Market Structure & Microstructure
Understanding how trades are matched and routed is crucial. The architecture beneath retail platforms involves complex interactions between public exchanges, private venues, and high-frequency algorithms.
The 3D visualization above illustrates the dichotomy of market liquidity: the transparent 'Lit' pools where retail flow interacts, versus the opaque 'Dark' pools where institutional size is hidden until executed.
Lit Pools (Public Exchanges)
Traditional public exchanges like the NYSE, NASDAQ, or Binance. Every bid and ask order is publicly visible on the Order Book.
This transparency provides accurate price discovery but exposes large participants to 'front-running', where high-frequency traders spot massive orders and buy ahead of them to exploit the resulting price impact.

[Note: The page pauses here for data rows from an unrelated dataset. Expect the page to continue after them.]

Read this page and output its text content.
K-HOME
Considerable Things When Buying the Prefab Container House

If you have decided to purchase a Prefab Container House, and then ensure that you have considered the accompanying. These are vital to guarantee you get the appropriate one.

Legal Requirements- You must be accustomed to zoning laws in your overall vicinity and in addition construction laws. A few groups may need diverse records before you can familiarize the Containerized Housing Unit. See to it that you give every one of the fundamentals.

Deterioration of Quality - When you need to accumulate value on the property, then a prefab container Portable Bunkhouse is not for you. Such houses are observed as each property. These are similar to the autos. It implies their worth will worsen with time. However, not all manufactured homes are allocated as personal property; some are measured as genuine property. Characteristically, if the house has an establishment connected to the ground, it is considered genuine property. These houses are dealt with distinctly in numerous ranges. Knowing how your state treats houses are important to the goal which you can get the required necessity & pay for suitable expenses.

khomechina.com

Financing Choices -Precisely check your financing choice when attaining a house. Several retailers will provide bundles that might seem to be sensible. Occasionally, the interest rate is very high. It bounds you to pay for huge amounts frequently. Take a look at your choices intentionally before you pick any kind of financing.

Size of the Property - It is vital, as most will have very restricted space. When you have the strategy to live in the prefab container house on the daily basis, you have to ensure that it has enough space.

Dark Pools (Private Venues)
Private exchanges or forums for trading securities, away from the public eye. Originally designed for institutional block trading.
Orders in a Dark Pool are completely hidden from the public Order Book until the trade is executed. This allows massive institutions (like pension funds) to buy millions of shares without immediately moving the public price against themselves.
Market Makers (Liquidity Providers)
Entities (often algorithms) that simultaneously quote a 'Bid' (buy price) and an 'Ask' (sell price) to provide continuous liquidity.
Without Market Makers, you might want to sell a stock but find nobody willing to buy at that exact second. Market Makers take the other side of your trade, profiting from the tiny spread between the bid and ask price across millions of transactions.
Continuous vs. Call Auctions
During regular trading hours, markets run as 'Continuous Auctions' (immediate matching). At the open and close, they use 'Call Auctions'.
A Call Auction aggregates all buy and sell orders over a specific time period (like the pre-market), finding the single optimal 'Clearing Price' that satisfies the maximum number of orders before continuous trading begins.